Amazon’s $40 Streaming Stick Is A Solid Bargain, But It’s No Roku

Amazon Fire Stick

The Amazon Fire Stick is officially available on Amazon for a dirt-cheap $US40.

As a diehard fan of my Roku ($US159), I was unsure of what to expect from the Amazon Fire Stick. I have also tried Chromecast and Apple TV in the past, but I have always been pretty partial to the Roku experience: the ability to stream Netflix, Hulu, HBO, Showtime, and yes, Amazon, from my television.

Plus, there’s the bonus of not needing to purchase anything from my cable provider. The Roku, while an investment, has kept me a pretty happy camper for the last two years.

So when I opened the Fire Stick, I wasn’t too hopeful that I would find something that was worth swapping my Roku for. But what I did find was a seemingly well-crafted streaming stick for those who do most of their video watching on Amazon Prime.

The Fire TV Stick is the baby version of the Fire TV, which is more like the Roku; a full-fledged streaming device.

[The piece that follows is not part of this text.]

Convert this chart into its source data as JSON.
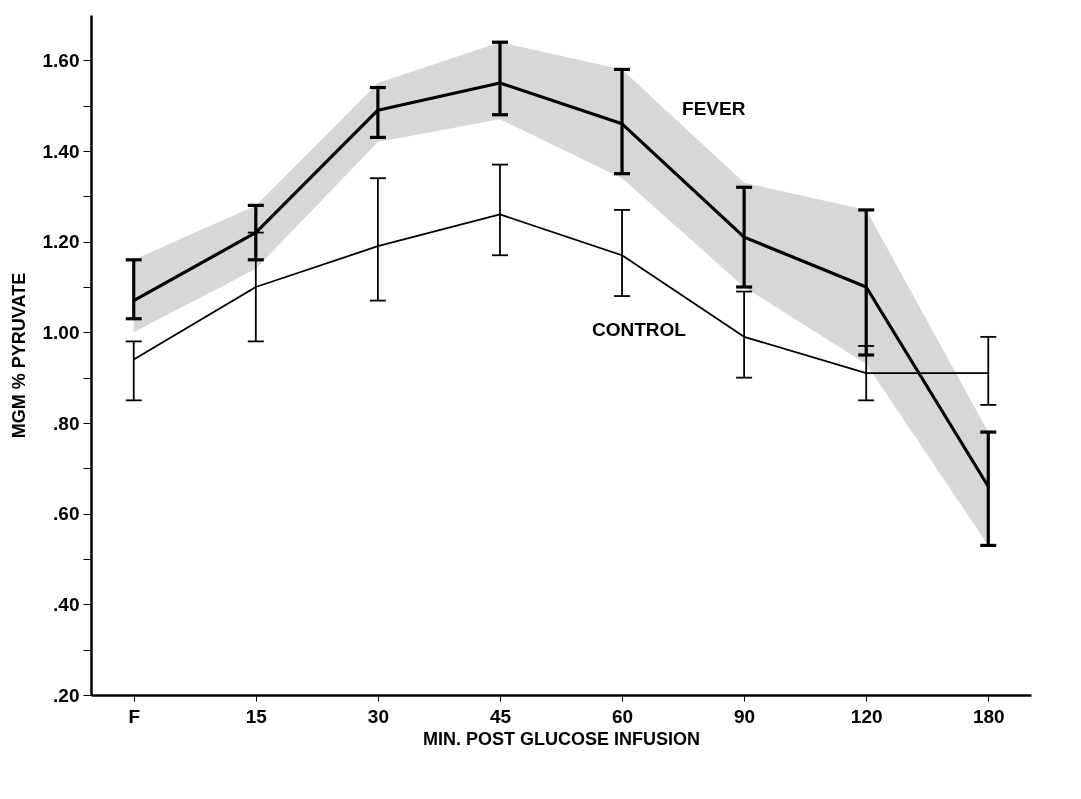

The stick is more like Google’s $US35 Chromecast; it plugs into your TV’s HDMI port and it’s powered by microUSB. The Amazon Fire TV stick also boasts 4x the storage and 2x the memory of Chromecast, plus a dual-core processor and 1 GB of memory.

The device is very travel-friendly, and is perfect if you’re travelling out of town with kids and want a sure”fire” way to entertain young ones with their favourite movies and television shows, regardless of the cable setup wherever it is you’re going.

Although I definitely liked the Fire Stick, I didn’t find anything that that widely separates it from its streaming competitors that have already been on the market for a while now, besides the cheaper price tag, which is a pretty good reason.

The Good

Amazon content streams incredibly fast. Supported third-party apps include Netflix, YouTube, Hulu Plus, and you can even stream music through Spotify and Pandora. You can also play games. I didn’t feel like there were many things I couldn’t get on Amazon that I could from my Roku. It’s also very easy to set up, especially if you’re gifting a Fire Stick to the not-so-technologically inclined.

The Bad

The Fire Stick is a little laggy. I found myself clicking the same button several times before the software would react, but for only forty bucks, that didn’t feel like a game-changer.

The voice-activated search feature was also supposed to be crazy good next to Roku’s (scrolling a keyboard for individual keys to spell out the name of a movie or tv show can get tedious) but iPhone users are left out in the cold: Voice-activated search is only available on Android for now. I couldn’t even try it out. You can use buy Amazon’s voice remote for voice-activated search, but it costs an extra $US30, almost doubling the price of the streaming stick. There’s also no HBOGo, though Amazon has promised to deliver by the end of 2014.

I’m not rushing out to buy the streaming device anytime soon, but if my Roku broke tomorrow, I might consider going with the $US40 Fire Stick in an attempt to save money for a similar viewing experience.

Disclosure: Jeff Bezos is an investor in Business Insider through his personal investment company Bezos Expeditions.